A Hong Kong businessman living in Taiwan was behind a plot to shoot leading democrats Jimmy Lai (黎智英) and Martin Lee (李柱銘), a report said yesterday.
The unidentified businessman put up US$1 million to Chinese crime bosses to attack Lai, a media mogul, and Lee, a leading politician, the Sunday Morning Post reported, citing police evidence from a trial in Shenzhen.
Two of the suspects in the case pinpointed the businessman as the mastermind behind the plot, which was foiled last summer, the English-language paper said.
Tung Nga-man, who reports have said is a senior leader in the Triad crime group, told police he had flown to Taiwan to meet the businessman.
“[The businessman] said Lai was anti-government and anti-state and so on, and that it should be OK to spend some money to teach him a lesson,” the Post quoted Tung as telling police.
Another defendant at the trial in Shenzhen, over the Chinese border from Hong Kong, was told the payment would be US$1 million for murdering Lai and US$700,000 for injuring him, the report said.
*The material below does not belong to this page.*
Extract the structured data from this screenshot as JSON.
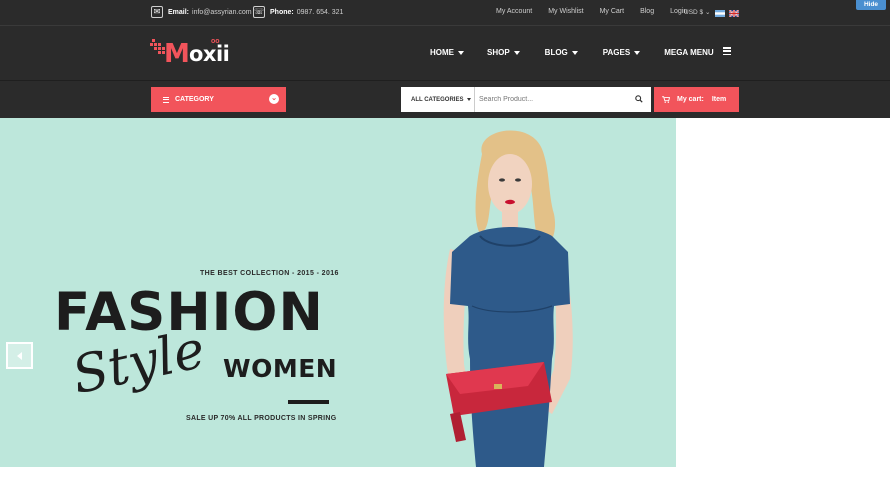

The attack was planned for July 1, when both men were taking part in Hong Kong’s annual pro-democracy march, the paper said.
A Hong Kong court last month jailed a Chinese gunman to 16 years for possessing a firearm with the intention of causing harm.
A second man was handed a three-year jail term after admitting possessing firearms in connection with the plot.
The plot was foiled after a police officer stopped the gunman by chance at a Hong Kong police checkpoint last August, the court heard.
He was found to have a pistol and five rounds of ammunition in his bag, as well as personal details of Lee and Lai, whose Apple Daily newspapers in Hong Kong and Taiwan are frequent critics of Beijing’s policies.
Ten defendants are on trial in Shenzhen.